Put this together, and you potentially have a recipe of a world virtually freed from evil. First take an educational focus on empathy, especially for the young and those sliding into trouble. Use general affluence, technology and social policies to provide an opportunity for basic needs for all, and a way out for those lacking hope, putting rehabilitation above punishment. Improve institutions, again using technology, so that those such as Gbagbo or Madoff face more risk to counter balance their greed. Finally, tackle the menace of drugs and especially alcohol head on.

Will this happen? You know, it might. Sadly, we might need a few more wars along the journey. I don’t see the current generations of politicians helping much, with their focus on national power projection, pandering to fear, and punishment.
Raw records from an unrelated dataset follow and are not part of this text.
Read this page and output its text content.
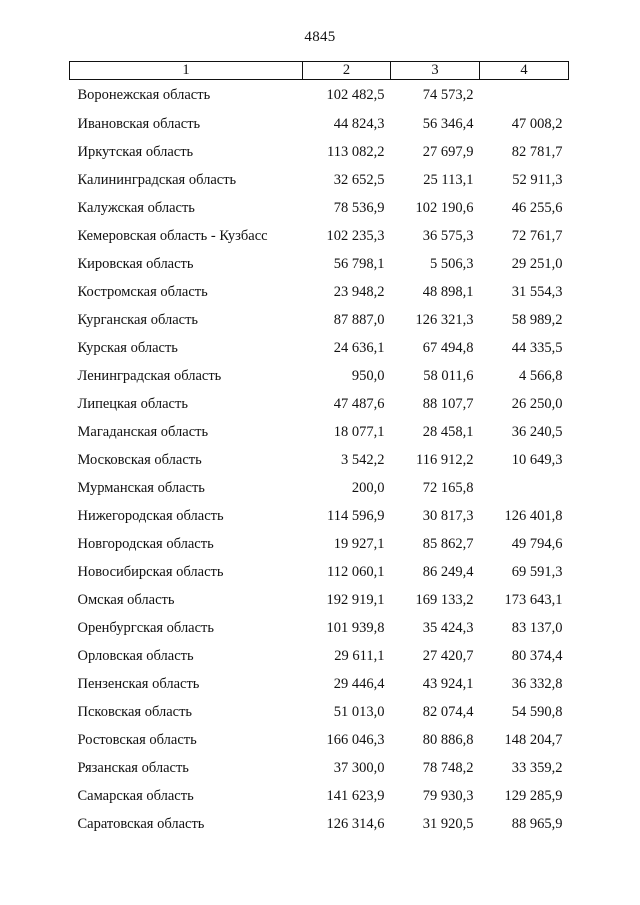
4845
1	2	3	4
Воронежская область	102 482,5	74 573,2	
Ивановская область	44 824,3	56 346,4	47 008,2
Иркутская область	113 082,2	27 697,9	82 781,7
Калининградская область	32 652,5	25 113,1	52 911,3
Калужская область	78 536,9	102 190,6	46 255,6
Кемеровская область - Кузбасс	102 235,3	36 575,3	72 761,7
Кировская область	56 798,1	5 506,3	29 251,0
Костромская область	23 948,2	48 898,1	31 554,3
Курганская область	87 887,0	126 321,3	58 989,2
Курская область	24 636,1	67 494,8	44 335,5
Ленинградская область	950,0	58 011,6	4 566,8
Липецкая область	47 487,6	88 107,7	26 250,0
Магаданская область	18 077,1	28 458,1	36 240,5
Московская область	3 542,2	116 912,2	10 649,3
Мурманская область	200,0	72 165,8	
Нижегородская область	114 596,9	30 817,3	126 401,8
Новгородская область	19 927,1	85 862,7	49 794,6
Новосибирская область	112 060,1	86 249,4	69 591,3
Омская область	192 919,1	169 133,2	173 643,1
Оренбургская область	101 939,8	35 424,3	83 137,0
Орловская область	29 611,1	27 420,7	80 374,4
Пензенская область	29 446,4	43 924,1	36 332,8
Псковская область	51 013,0	82 074,4	54 590,8
Ростовская область	166 046,3	80 886,8	148 204,7
Рязанская область	37 300,0	78 748,2	33 359,2
Самарская область	141 623,9	79 930,3	129 285,9
Саратовская область	126 314,6	31 920,5	88 965,9
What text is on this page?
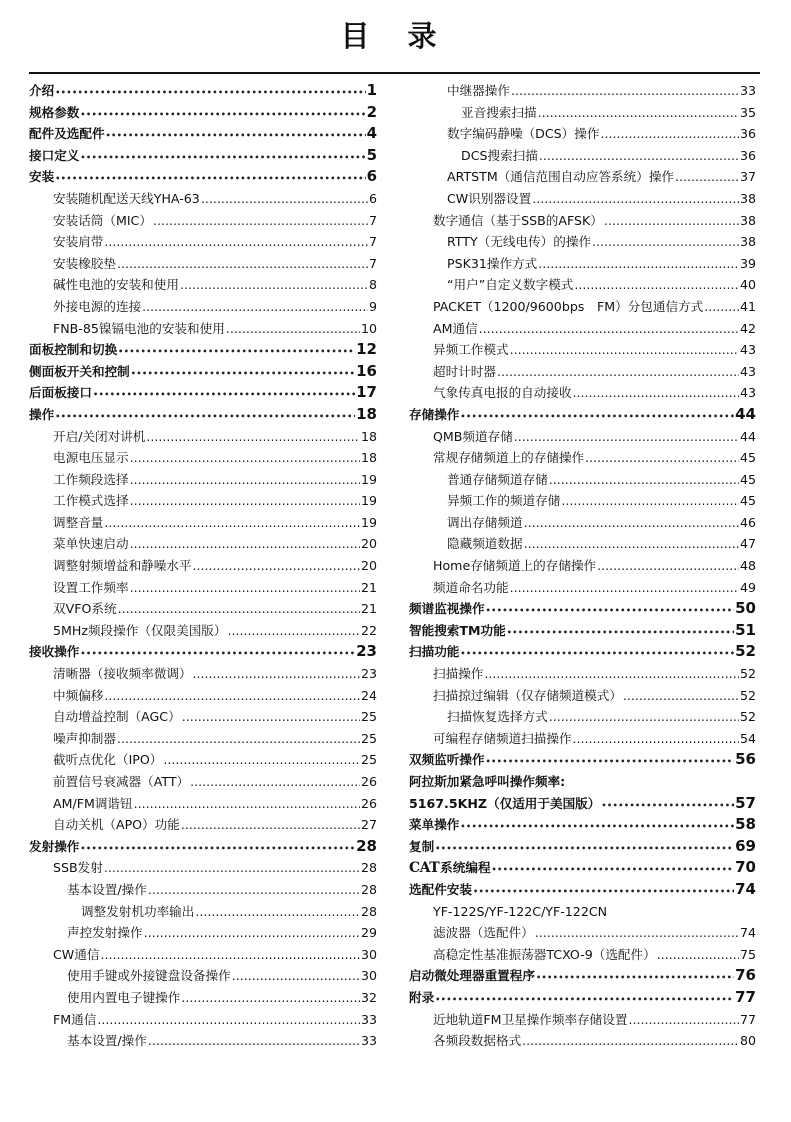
目 录
介绍 •••••	1
规格参数 •••••	2
配件及选配件 •••••	4
接口定义 •••••	5
安装 •••••	6
安装随机配送天线YHA-63 .....	6
安装话筒（MIC） .....	7
安装肩带 .....	7
安装橡胶垫 .....	7
碱性电池的安装和使用 .....	8
外接电源的连接 .....	9
FNB-85镍镉电池的安装和使用 .....	10
面板控制和切换 •••••	12
侧面板开关和控制 •••••	16
后面板接口 •••••	17
操作 •••••	18
开启/关闭对讲机 .....	18
电源电压显示 .....	18
工作频段选择 .....	19
工作模式选择 .....	19
调整音量 .....	19
菜单快速启动 .....	20
调整射频增益和静噪水平 .....	20
设置工作频率 .....	21
双VFO系统 .....	21
5MHz频段操作（仅限美国版） .....	22
接收操作 •••••	23
清晰器（接收频率微调） .....	23
中频偏移 .....	24
自动增益控制（AGC） .....	25
噪声抑制器 .....	25
截听点优化（IPO） .....	25
前置信号衰减器（ATT） .....	26
AM/FM调谐钮 .....	26
自动关机（APO）功能 .....	27
发射操作 •••••	28
SSB发射 .....	28
基本设置/操作 .....	28
调整发射机功率输出 .....	28
声控发射操作 .....	29
CW通信 .....	30
使用手键或外接键盘设备操作 .....	30
使用内置电子键操作 .....	32
FM通信 .....	33
基本设置/操作 .....	33
中继器操作 .....	33
亚音搜索扫描 .....	35
数字编码静噪（DCS）操作 .....	36
DCS搜索扫描 .....	36
ARTSTM（通信范围自动应答系统）操作 .....	37
CW识别器设置 .....	38
数字通信（基于SSB的AFSK） .....	38
RTTY（无线电传）的操作 .....	38
PSK31操作方式 .....	39
“用户”自定义数字模式 .....	40
PACKET（1200/9600bps　FM）分包通信方式 .....	41
AM通信 .....	42
异频工作模式 .....	43
超时计时器 .....	43
气象传真电报的自动接收 .....	43
存储操作 •••••	44
QMB频道存储 .....	44
常规存储频道上的存储操作 .....	45
普通存储频道存储 .....	45
异频工作的频道存储 .....	45
调出存储频道 .....	46
隐藏频道数据 .....	47
Home存储频道上的存储操作 .....	48
频道命名功能 .....	49
频谱监视操作 •••••	50
智能搜索TM功能 •••••	51
扫描功能 •••••	52
扫描操作 .....	52
扫描掠过编辑（仅存储频道模式） .....	52
扫描恢复选择方式 .....	52
可编程存储频道扫描操作 .....	54
双频监听操作 •••••	56
阿拉斯加紧急呼叫操作频率:
5167.5KHZ（仅适用于美国版） •••••	57
菜单操作 •••••	58
复制 •••••	69
CAT系统编程 •••••	70
选配件安装 •••••	74
YF-122S/YF-122C/YF-122CN
滤波器（选配件） .....	74
高稳定性基准振荡器TCXO-9（选配件） .....	75
启动微处理器重置程序 •••••	76
附录 •••••	77
近地轨道FM卫星操作频率存储设置 .....	77
各频段数据格式 .....	80
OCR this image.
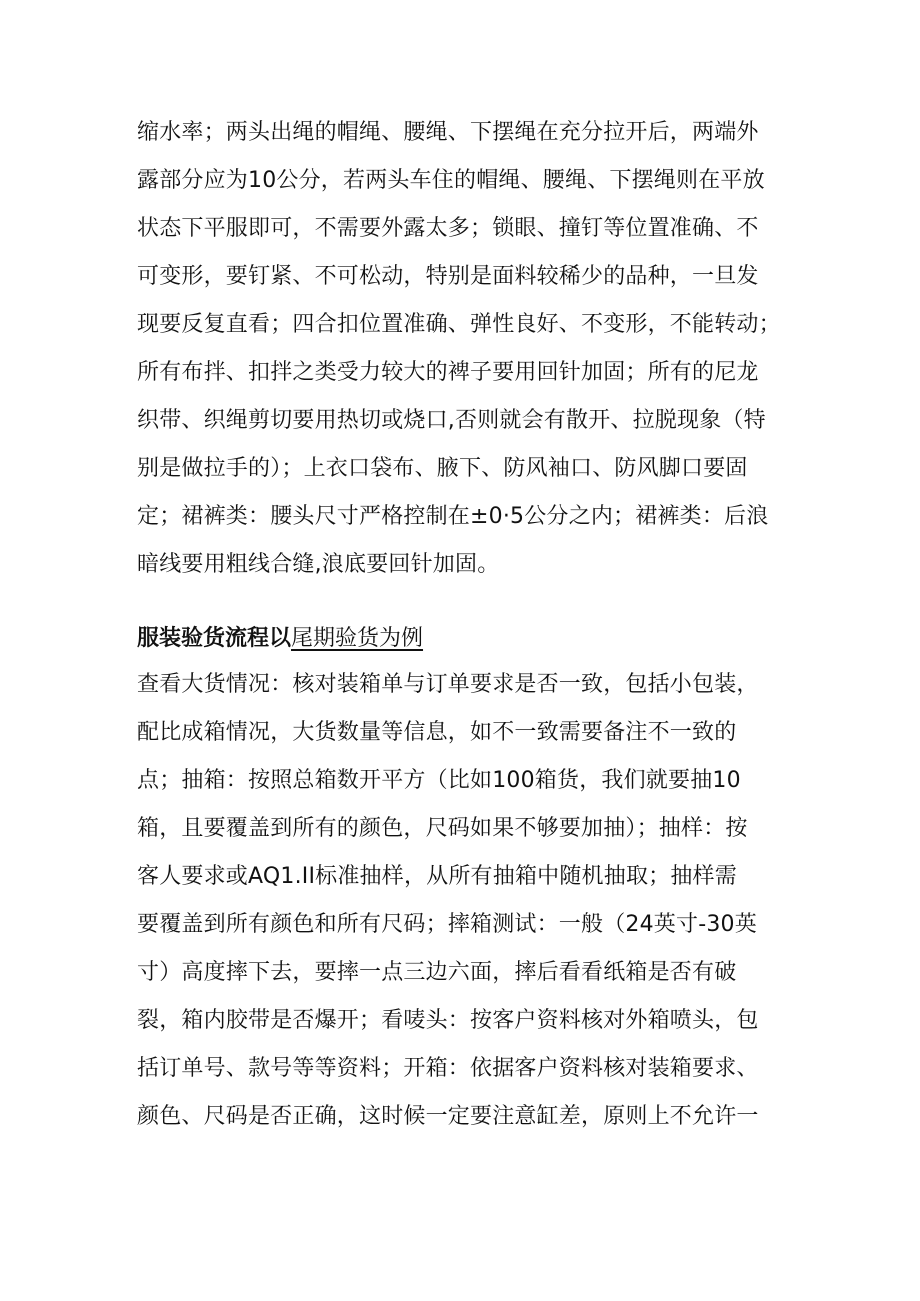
缩水率；两头出绳的帽绳、腰绳、下摆绳在充分拉开后，两端外
露部分应为10公分，若两头车住的帽绳、腰绳、下摆绳则在平放
状态下平服即可，不需要外露太多；锁眼、撞钉等位置准确、不
可变形，要钉紧、不可松动，特别是面料较稀少的品种，一旦发
现要反复直看；四合扣位置准确、弹性良好、不变形，不能转动；
所有布拌、扣拌之类受力较大的裨子要用回针加固；所有的尼龙
织带、织绳剪切要用热切或烧口,否则就会有散开、拉脱现象（特
别是做拉手的）；上衣口袋布、腋下、防风袖口、防风脚口要固
定；裙裤类：腰头尺寸严格控制在±0·5公分之内；裙裤类：后浪
暗线要用粗线合缝,浪底要回针加固。
服装验货流程以尾期验货为例
查看大货情况：核对装箱单与订单要求是否一致，包括小包装，
配比成箱情况，大货数量等信息，如不一致需要备注不一致的
点；抽箱：按照总箱数开平方（比如100箱货，我们就要抽10
箱，且要覆盖到所有的颜色，尺码如果不够要加抽）；抽样：按
客人要求或AQ1.II标准抽样，从所有抽箱中随机抽取；抽样需
要覆盖到所有颜色和所有尺码；摔箱测试：一般（24英寸-30英
寸）高度摔下去，要摔一点三边六面，摔后看看纸箱是否有破
裂，箱内胶带是否爆开；看唛头：按客户资料核对外箱喷头，包
括订单号、款号等等资料；开箱：依据客户资料核对装箱要求、
颜色、尺码是否正确，这时候一定要注意缸差，原则上不允许一
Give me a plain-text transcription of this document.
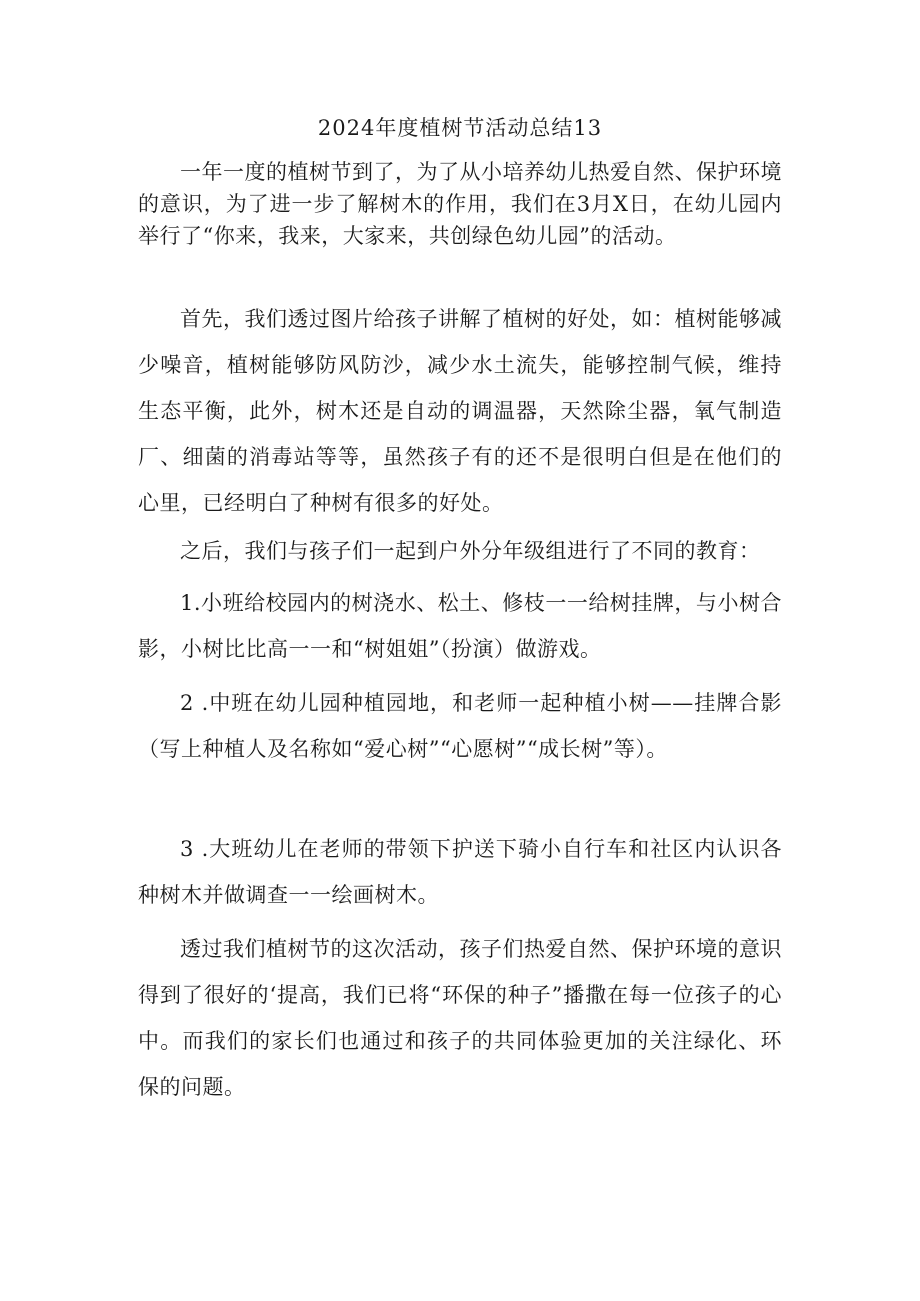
2024年度植树节活动总结13

一年一度的植树节到了，为了从小培养幼儿热爱自然、保护环境的意识，为了进一步了解树木的作用，我们在3月X日，在幼儿园内举行了“你来，我来，大家来，共创绿色幼儿园”的活动。

首先，我们透过图片给孩子讲解了植树的好处，如：植树能够减少噪音，植树能够防风防沙，减少水土流失，能够控制气候，维持生态平衡，此外，树木还是自动的调温器，天然除尘器，氧气制造厂、细菌的消毒站等等，虽然孩子有的还不是很明白但是在他们的心里，已经明白了种树有很多的好处。

之后，我们与孩子们一起到户外分年级组进行了不同的教育：

1.小班给校园内的树浇水、松土、修枝一一给树挂牌，与小树合影，小树比比高一一和“树姐姐”（扮演）做游戏。

2 .中班在幼儿园种植园地，和老师一起种植小树——挂牌合影（写上种植人及名称如“爱心树”“心愿树”“成长树”等）。

3 .大班幼儿在老师的带领下护送下骑小自行车和社区内认识各种树木并做调查一一绘画树木。

透过我们植树节的这次活动，孩子们热爱自然、保护环境的意识得到了很好的‘提高，我们已将“环保的种子”播撒在每一位孩子的心中。而我们的家长们也通过和孩子的共同体验更加的关注绿化、环保的问题。
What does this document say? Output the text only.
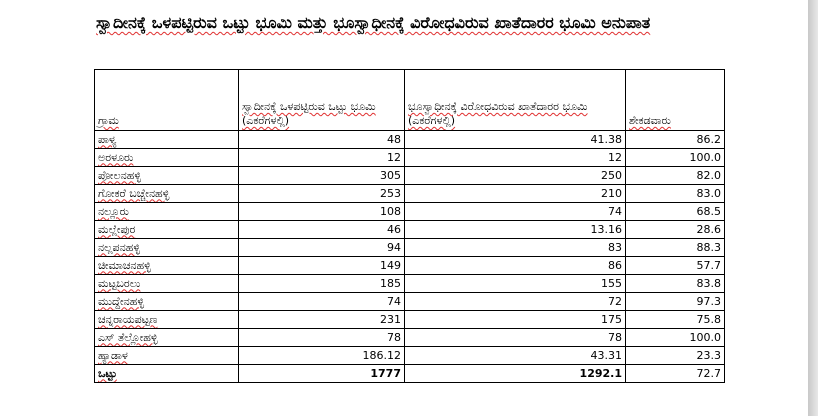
ಸ್ವಾದೀನಕ್ಕೆ ಒಳಪಟ್ಟಿರುವ ಒಟ್ಟು ಭೂಮಿ ಮತ್ತು ಭೂಸ್ವಾಧೀನಕ್ಕೆ ವಿರೋಧವಿರುವ ಖಾತೆದಾರರ ಭೂಮಿ ಅನುಪಾತ
ಗ್ರಾಮ	ಸ್ವಾದೀನಕ್ಕೆ ಒಳಪಟ್ಟಿರುವ ಒಟ್ಟು ಭೂಮಿ (ಎಕರೆಗಳಲ್ಲಿ)	ಭೂಸ್ವಾಧೀನಕ್ಕೆ ವಿರೋಧವಿರುವ ಖಾತೆದಾರರ ಭೂಮಿ (ಎಕರೆಗಳಲ್ಲಿ)	ಶೇಕಡವಾರು
ಪಾಳ್ಯ	48	41.38	86.2
ಅರಳೂರು	12	12	100.0
ಪೋಲನಹಳ್ಳಿ	305	250	82.0
ಗೋಕರೆ ಬಚ್ಚೇನಹಳ್ಳಿ	253	210	83.0
ನಲ್ಲೂರು	108	74	68.5
ಮಲ್ಲೇಪುರ	46	13.16	28.6
ನಲ್ಲಪನಹಳ್ಳಿ	94	83	88.3
ಚೀಮಾಚನಹಳ್ಳಿ	149	86	57.7
ಮಟ್ಟಬರಲು	185	155	83.8
ಮುದ್ದೇನಹಳ್ಳಿ	74	72	97.3
ಚನ್ನರಾಯಪಟ್ಟಣ	231	175	75.8
ಎಸ್ ತೆಲ್ಲೋಹಳ್ಳಿ	78	78	100.0
ಹ್ಯಾಡಾಳ	186.12	43.31	23.3
ಒಟ್ಟು	1777	1292.1	72.7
But, honestly, I think we are closer than it might appear. Imagine if everyone had 10% more empathy. Imagine if parenting skills improved to place empathy ahead of good and evil as a means of teaching. Imagine technology and openness, Wikileaks blazing the trail, to hold the greedy to account. Imagine if we had more women in charge. Imagine if we all used language with less emphasis on evil – that in itself could be a big step forward. In the last two generations, we have started to succeed in promoting women, outlawing tobacco, creating openness, tackling poverty, and scientifically enhancing our understanding of ourselves.

I never really subscribed to the rather lazy theory that man was essentially an evil being requiring control rather than a good one. In this respect, as in others, religion has perhaps done the world a disservice. I am pleased to see the enlightened branches of many religions focusing far less on sin and judgement these days and far more on service and community. On this day when Christians remember the death of Jesus, perhaps we can finally look forward, even within one or two generations, to a world truly delivered from evil.

1 comment:

Simon Foster said...

Happy Easter, Graham! Stimulating reading, as always.

I think I take issue with some of your theology, though. I don't think most Christian churches ever thought of man as essentially an evil being. Original Sin is admittedly an innate tendency towards bad behaviour ("concupiscence" I believe is the technical term), but man is also said to be made in the image of God, after all. So I think a more nuanced picture of humanity is being painted.

Turning to the main point of your article, identifying lack of empathy as the root of what might traditionally have been called evil seems fair enough. Christianity had this insight 2,000 yrs ago of course. After all, Christ's commandment to love your neighbour obviously implies that lack of empathy (itself surely no more than a medical-sounding name for "selfishness") is the source of sin, or evil.

What is interesting is the idea that loving your neighbour can be taught medically, as this chap Baron-Cohen maintains. Maybe in some pathological conditions it can. But I'd take a lot of convincing that a society-wide medical solution to bad behaviour is just round the corner, and from your comments you don't seem to think so either.

I'm with you in thinking that if we spent more time trying to learn to love our neighbour, including trying to understand, remedy and work around each other's weaknesses rather than writing people off as simply "bad", the world would be greatly improved.

But I think this is no more than the good old message of the Gospel, and I somehow doubt a bunch of doctors will do much better than the priests.